Of course, what we think of as ‘religion’ (prayer, worship, etc.) were central. But for Paul it was a total way of life. And we must remember that when we think about Paul (over against, say, the other ‘religions’ of his day, including his native Jewish way of life) we’re not actually looking at ‘comparative religion.’ For Paul it was—to use technical language—about messianic eschatology. In other words, Jesus had been raised from the dead and thereby designated as Israel’s Messiah and the world’s true Lord. Either that was true or it wasn’t. Paul staked his life on the belief that it was.

There is a course on Paul: A Biography coming soon as part of the online material at ntwrightonline.org.

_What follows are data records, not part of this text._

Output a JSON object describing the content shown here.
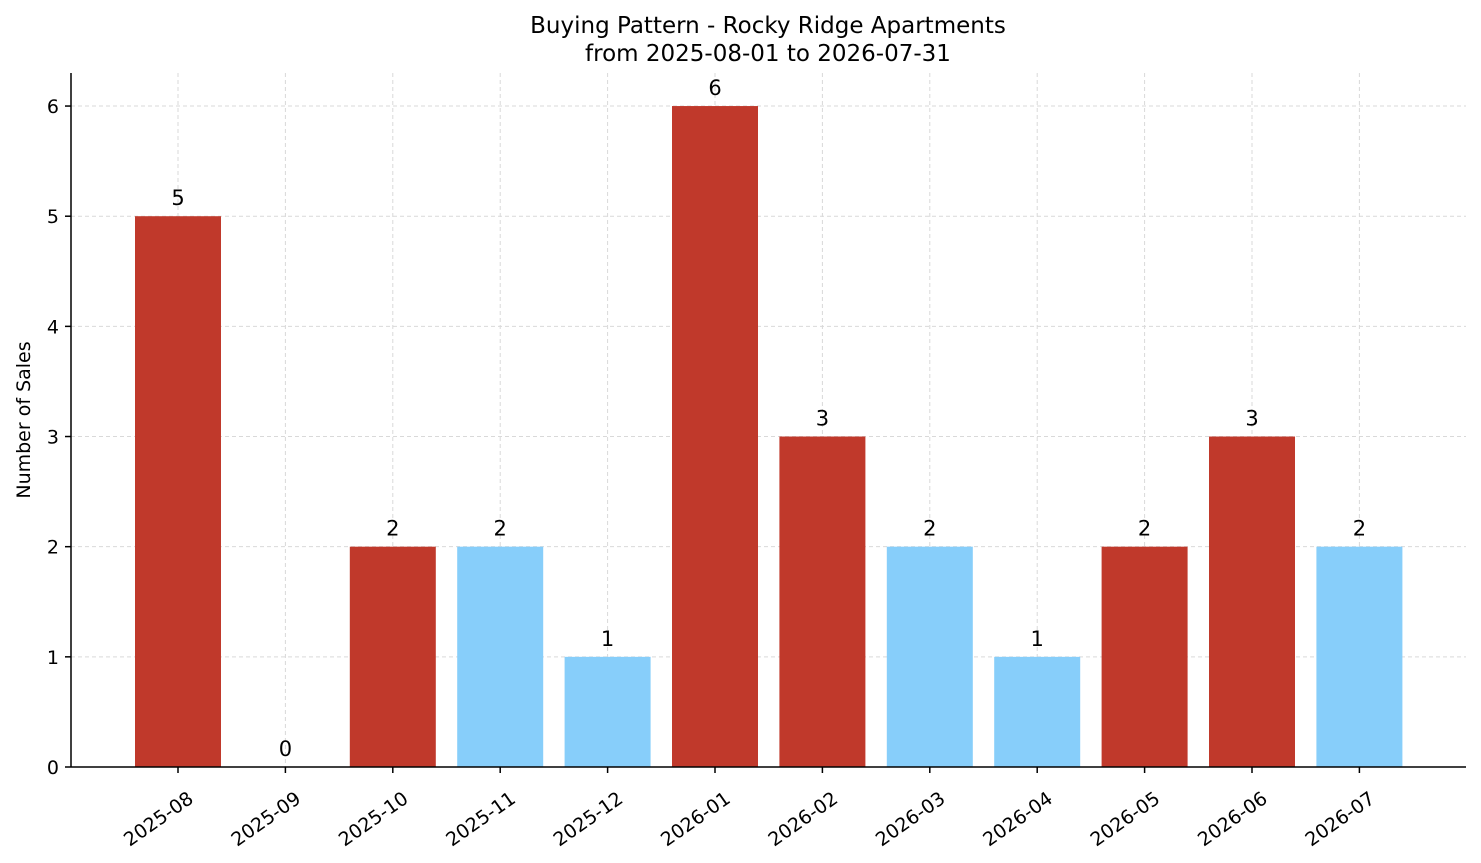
{
  "chart_data": {
    "type": "bar",
    "title": "Buying Pattern - Rocky Ridge Apartments",
    "subtitle": "from 2025-08-01 to 2026-07-31",
    "xlabel": "",
    "ylabel": "Number of Sales",
    "ylim": [
      0,
      6.3
    ],
    "yticks": [
      0,
      1,
      2,
      3,
      4,
      5,
      6
    ],
    "grid": true,
    "categories": [
      "2025-08",
      "2025-09",
      "2025-10",
      "2025-11",
      "2025-12",
      "2026-01",
      "2026-02",
      "2026-03",
      "2026-04",
      "2026-05",
      "2026-06",
      "2026-07"
    ],
    "values": [
      5,
      0,
      2,
      2,
      1,
      6,
      3,
      2,
      1,
      2,
      3,
      2
    ],
    "bar_colors": [
      "#c0392b",
      "#c0392b",
      "#c0392b",
      "#87cefa",
      "#87cefa",
      "#c0392b",
      "#c0392b",
      "#87cefa",
      "#87cefa",
      "#c0392b",
      "#c0392b",
      "#87cefa"
    ]
  }
}
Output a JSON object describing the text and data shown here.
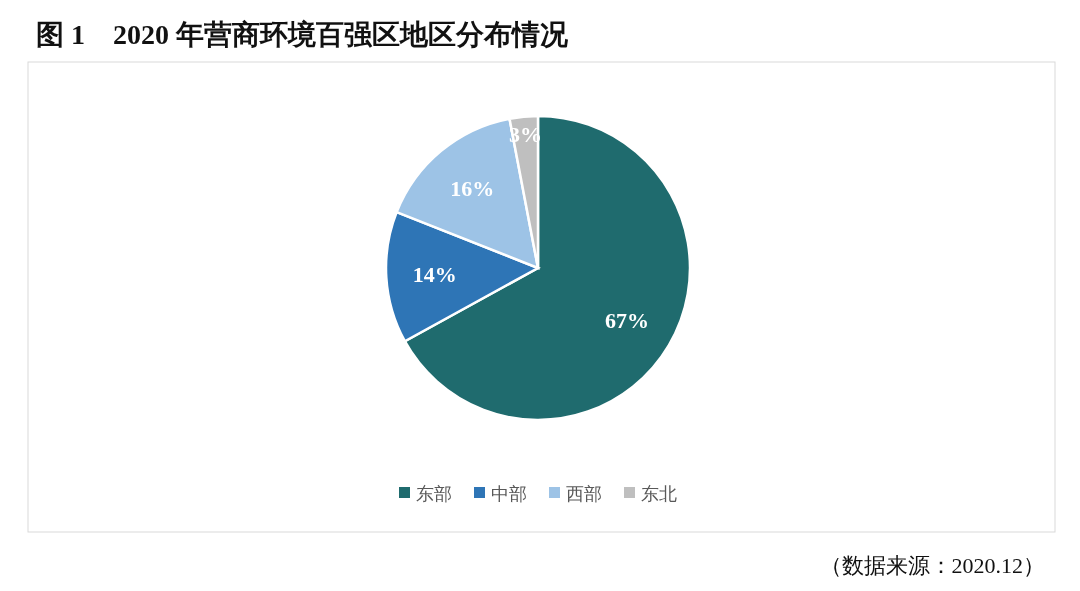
{
  "chart_data": {
    "type": "pie",
    "title": "图 1　2020 年营商环境百强区地区分布情况",
    "categories": [
      "东部",
      "中部",
      "西部",
      "东北"
    ],
    "values": [
      67,
      14,
      16,
      3
    ],
    "colors": [
      "#1f6b6e",
      "#2e75b6",
      "#9dc3e6",
      "#bfbfbf"
    ],
    "value_labels": [
      "67%",
      "14%",
      "16%",
      "3%"
    ],
    "legend": "bottom",
    "annotations": [
      "（数据来源：2020.12）"
    ]
  }
}
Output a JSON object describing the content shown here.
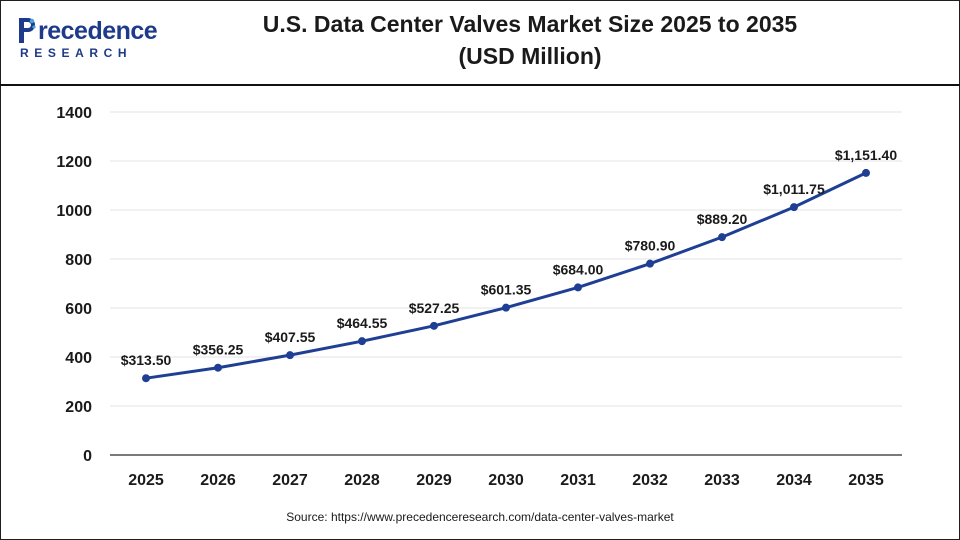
{
  "header": {
    "logo_word": "recedence",
    "logo_sub": "RESEARCH",
    "title_line1": "U.S. Data Center Valves Market Size 2025 to 2035",
    "title_line2": "(USD Million)"
  },
  "source": "Source: https://www.precedenceresearch.com/data-center-valves-market",
  "colors": {
    "line": "#1e3f94",
    "brand": "#1e3a8a",
    "grid": "#e3e3e3"
  },
  "chart_data": {
    "type": "line",
    "title": "U.S. Data Center Valves Market Size 2025 to 2035 (USD Million)",
    "xlabel": "",
    "ylabel": "",
    "categories": [
      "2025",
      "2026",
      "2027",
      "2028",
      "2029",
      "2030",
      "2031",
      "2032",
      "2033",
      "2034",
      "2035"
    ],
    "values": [
      313.5,
      356.25,
      407.55,
      464.55,
      527.25,
      601.35,
      684.0,
      780.9,
      889.2,
      1011.75,
      1151.4
    ],
    "data_labels": [
      "$313.50",
      "$356.25",
      "$407.55",
      "$464.55",
      "$527.25",
      "$601.35",
      "$684.00",
      "$780.90",
      "$889.20",
      "$1,011.75",
      "$1,151.40"
    ],
    "ylim": [
      0,
      1400
    ],
    "yticks": [
      0,
      200,
      400,
      600,
      800,
      1000,
      1200,
      1400
    ],
    "grid": true,
    "legend": "none"
  }
}
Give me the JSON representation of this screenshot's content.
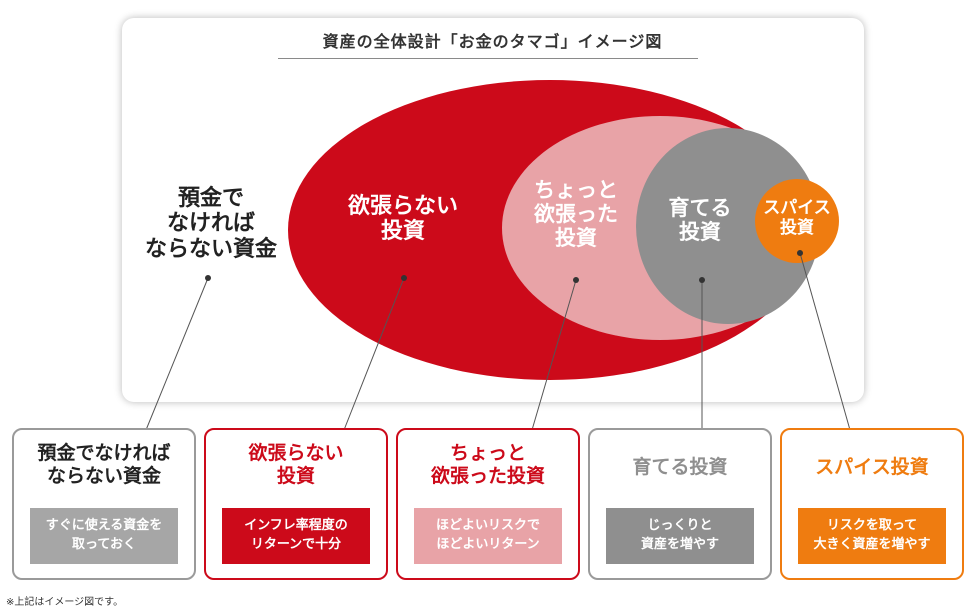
{
  "title": "資産の全体設計「お金のタマゴ」イメージ図",
  "colors": {
    "red": "#cc0a1a",
    "pink": "#e8a3a7",
    "gray": "#8f8f8f",
    "orange": "#ef7c10"
  },
  "regions": [
    {
      "label": "預金で\nなければ\nならない資金"
    },
    {
      "label": "欲張らない\n投資"
    },
    {
      "label": "ちょっと\n欲張った\n投資"
    },
    {
      "label": "育てる\n投資"
    },
    {
      "label": "スパイス\n投資"
    }
  ],
  "cards": [
    {
      "title": "預金でなければ\nならない資金",
      "desc": "すぐに使える資金を\n取っておく"
    },
    {
      "title": "欲張らない\n投資",
      "desc": "インフレ率程度の\nリターンで十分"
    },
    {
      "title": "ちょっと\n欲張った投資",
      "desc": "ほどよいリスクで\nほどよいリターン"
    },
    {
      "title": "育てる投資",
      "desc": "じっくりと\n資産を増やす"
    },
    {
      "title": "スパイス投資",
      "desc": "リスクを取って\n大きく資産を増やす"
    }
  ],
  "note": "※上記はイメージ図です。"
}
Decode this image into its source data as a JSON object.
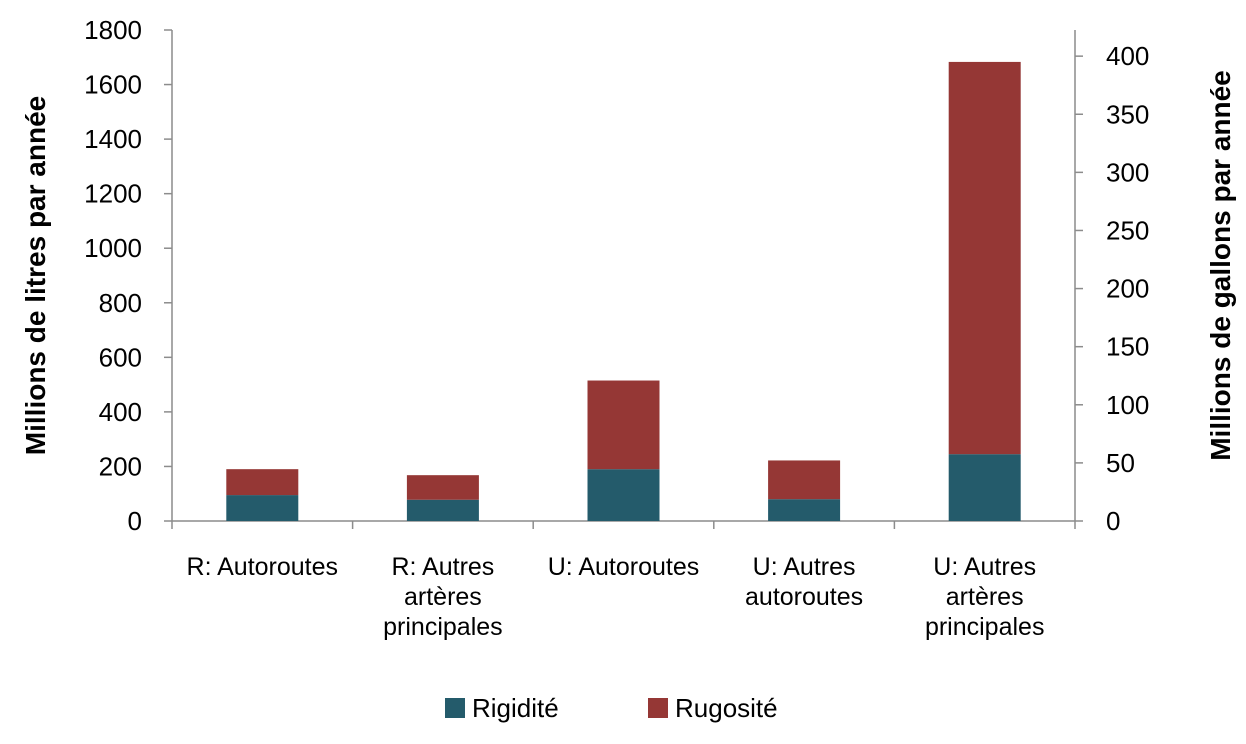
{
  "chart_data": {
    "type": "bar",
    "stacked": true,
    "categories": [
      [
        "R: Autoroutes"
      ],
      [
        "R: Autres",
        "artères",
        "principales"
      ],
      [
        "U: Autoroutes"
      ],
      [
        "U: Autres",
        "autoroutes"
      ],
      [
        "U: Autres",
        "artères",
        "principales"
      ]
    ],
    "series": [
      {
        "name": "Rigidité",
        "color": "#245b6b",
        "values": [
          95,
          78,
          190,
          80,
          245
        ]
      },
      {
        "name": "Rugosité",
        "color": "#953735",
        "values": [
          95,
          90,
          325,
          142,
          1438
        ]
      }
    ],
    "ylabel": "Millions de litres par année",
    "y2label": "Millions de gallons par année",
    "ylim": [
      0,
      1800
    ],
    "yticks": [
      0,
      200,
      400,
      600,
      800,
      1000,
      1200,
      1400,
      1600,
      1800
    ],
    "y2lim": [
      0,
      422.5
    ],
    "y2ticks": [
      0,
      50,
      100,
      150,
      200,
      250,
      300,
      350,
      400
    ],
    "grid": false,
    "legend": "bottom"
  }
}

Bio: N.T. Wright, one of the world’s leading Bible scholars, is the chair of New Testament and Early Christianity at the School of Divinity at the University of St. Andrews, an Anglican bishop, and bestselling author. Featured on ABC News, The Colbert Report, Dateline, and Fresh Air, Wright is the award-winning author of Simply Good News, Simply Jesus, Simply Christian, Surprised By Hope, How God Became King, Scripture and the Authority of God, Surprised by Scripture, and The Case for the Psalms, as well as the translation of the New Testament The Kingdom New Testament (read it on Bible Gateway) and the much heralded series Christian Origins and the Question of God.